Oh Richul, Park Un Chul, Park Kyu Hyung, Park Sang Jun, Yoon Chang Ki
Department of Ophthalmology, Seoul National University College of Medicine, Jongno-gu, Korea (the Republic of).
Department of Ophthalmology, Seoul National University Hospital, Jongno-gu, Korea (the Republic of).
BMJ Open. 2025 May 21;15(5):e100058. doi: 10.1136/bmjopen-2025-100058.
With a growing need for ultra-widefield fundus (UWF) fundus photographs in clinics and AI development, image quality assessment (IQA) of UWF fundus photographs is an important preceding step for accurate diagnosis and clinical interpretation. This study developed deep learning (DL) models for automated IQA of UWF fundus photographs (UWF-IQA model) and investigated intergrader agreements in the IQA of UWF fundus photographs.
We included 4749 UWF images of 2124 patients to set the UWF-IQA dataset. Three independent board-certified ophthalmologists manually assessed each UWF image on four grading criteria (field of view, peripheral visualisation, details of posterior pole and centring of the image) and a final IQA grading using a five-point scale. The UWF-IQA model was developed to predict IQA scores with EfficientNet-B3 as the backbone model.
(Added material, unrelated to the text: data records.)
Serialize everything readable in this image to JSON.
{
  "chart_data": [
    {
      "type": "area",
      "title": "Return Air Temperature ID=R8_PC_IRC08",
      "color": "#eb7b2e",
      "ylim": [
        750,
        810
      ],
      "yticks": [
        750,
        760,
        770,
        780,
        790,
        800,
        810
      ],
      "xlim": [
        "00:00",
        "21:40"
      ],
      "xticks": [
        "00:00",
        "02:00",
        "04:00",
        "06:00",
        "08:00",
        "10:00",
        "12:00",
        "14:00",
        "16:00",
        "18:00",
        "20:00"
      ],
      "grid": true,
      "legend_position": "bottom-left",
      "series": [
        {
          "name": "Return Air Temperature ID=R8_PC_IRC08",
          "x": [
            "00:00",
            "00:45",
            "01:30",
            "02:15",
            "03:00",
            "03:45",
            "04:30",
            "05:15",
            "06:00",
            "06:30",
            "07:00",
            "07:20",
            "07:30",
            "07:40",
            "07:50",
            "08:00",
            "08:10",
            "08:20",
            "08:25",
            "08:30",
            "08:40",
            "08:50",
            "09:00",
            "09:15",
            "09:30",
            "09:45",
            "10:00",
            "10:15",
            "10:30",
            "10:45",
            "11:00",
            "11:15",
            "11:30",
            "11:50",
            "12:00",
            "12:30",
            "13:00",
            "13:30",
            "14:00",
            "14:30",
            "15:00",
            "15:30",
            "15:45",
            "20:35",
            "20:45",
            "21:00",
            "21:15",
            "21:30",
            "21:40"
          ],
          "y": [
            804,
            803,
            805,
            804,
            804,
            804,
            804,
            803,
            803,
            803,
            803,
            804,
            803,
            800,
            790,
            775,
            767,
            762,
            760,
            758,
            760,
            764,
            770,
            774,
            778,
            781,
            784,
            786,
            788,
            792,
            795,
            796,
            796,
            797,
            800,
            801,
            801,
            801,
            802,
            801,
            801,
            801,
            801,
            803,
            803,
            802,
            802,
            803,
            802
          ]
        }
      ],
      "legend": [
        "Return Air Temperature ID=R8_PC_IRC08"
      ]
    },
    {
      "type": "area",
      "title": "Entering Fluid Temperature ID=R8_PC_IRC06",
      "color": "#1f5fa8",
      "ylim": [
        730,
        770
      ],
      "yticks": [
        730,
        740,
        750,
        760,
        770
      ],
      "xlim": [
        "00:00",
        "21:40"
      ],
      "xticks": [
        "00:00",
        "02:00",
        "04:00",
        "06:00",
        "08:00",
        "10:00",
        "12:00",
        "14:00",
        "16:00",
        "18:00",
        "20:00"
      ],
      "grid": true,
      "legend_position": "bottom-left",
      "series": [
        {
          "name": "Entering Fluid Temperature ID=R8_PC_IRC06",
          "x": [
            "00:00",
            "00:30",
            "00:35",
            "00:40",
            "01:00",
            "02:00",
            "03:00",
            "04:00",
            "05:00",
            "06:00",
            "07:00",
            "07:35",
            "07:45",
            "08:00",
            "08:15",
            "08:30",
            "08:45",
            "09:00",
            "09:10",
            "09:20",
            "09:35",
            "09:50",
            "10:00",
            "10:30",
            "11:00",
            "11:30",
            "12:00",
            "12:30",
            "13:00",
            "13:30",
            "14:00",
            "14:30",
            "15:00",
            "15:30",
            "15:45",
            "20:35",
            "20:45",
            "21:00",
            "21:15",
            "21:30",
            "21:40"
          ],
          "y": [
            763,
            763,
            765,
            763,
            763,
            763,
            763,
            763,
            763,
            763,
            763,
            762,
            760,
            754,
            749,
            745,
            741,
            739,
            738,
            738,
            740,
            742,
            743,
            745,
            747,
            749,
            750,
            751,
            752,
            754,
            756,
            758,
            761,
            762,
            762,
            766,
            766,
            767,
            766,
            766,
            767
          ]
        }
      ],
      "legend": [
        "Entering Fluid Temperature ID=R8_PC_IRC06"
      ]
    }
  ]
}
For the test dataset, Cohen's quadratic weighted kappa score was calculated to evaluate intergrader agreements and agreements between predicted IQA scores and manual gradings.
Development and test dataset consisted of 3790 images from 1699 patients and 959 images of 425 patients, respectively, without statistical differences in IQA gradings. The average agreement between the UWF-IQA model and manual graders was 0.731, while the average of intergrader agreements among manual graders was 0.603 (Cohen's weighted kappa score). Posterior pole grading showed the highest average agreements (0.838) between the UWF-IQA model and manual graders, followed by final grading (0.788), centring of the image (0.754), peripheral visualisation (0.754) and field of view (0.535).
Predicted IQA scores using the UWF-IQA model showed better agreements with manual graders compared with intergrader agreements. The automated UWF-IQA model offers robust and efficient IQA predictions with the final and subcategory gradings.
随着临床和人工智能开发中对超广角眼底(UWF)照片的需求不断增长,UWF眼底照片的图像质量评估(IQA)是准确诊断和临床解读的重要前置步骤。本研究开发了用于UWF眼底照片自动IQA的深度学习(DL)模型(UWF-IQA模型),并研究了UWF眼底照片IQA中的分级者间一致性。
我们纳入了2124例患者的4749张UWF图像来设置UWF-IQA数据集。三位独立的获得董事会认证的眼科医生根据四个分级标准(视野、周边可视化、后极细节和图像居中)以及使用五点量表进行的最终IQA分级,对每张UWF图像进行人工评估。以EfficientNet-B3作为骨干模型开发UWF-IQA模型来预测IQA分数。对于测试数据集,计算Cohen二次加权kappa分数以评估分级者间一致性以及预测的IQA分数与人工分级之间的一致性。
开发数据集和测试数据集分别由来自1699例患者的3790张图像和425例患者的959张图像组成,IQA分级无统计学差异。UWF-IQA模型与人工分级者之间的平均一致性为0.731,而人工分级者之间的分级者间平均一致性为0.603(Cohen加权kappa分数)。后极分级在UWF-IQA模型与人工分级者之间显示出最高平均一致性(0.838),其次是最终分级(0.788)、图像居中(0.754)、周边可视化(0.754)和视野(0.535)。
与分级者间一致性相比,使用UWF-IQA模型预测的IQA分数与人工分级者显示出更好的一致性。自动化UWF-IQA模型在最终和子类别分级方面提供了强大而高效的IQA预测。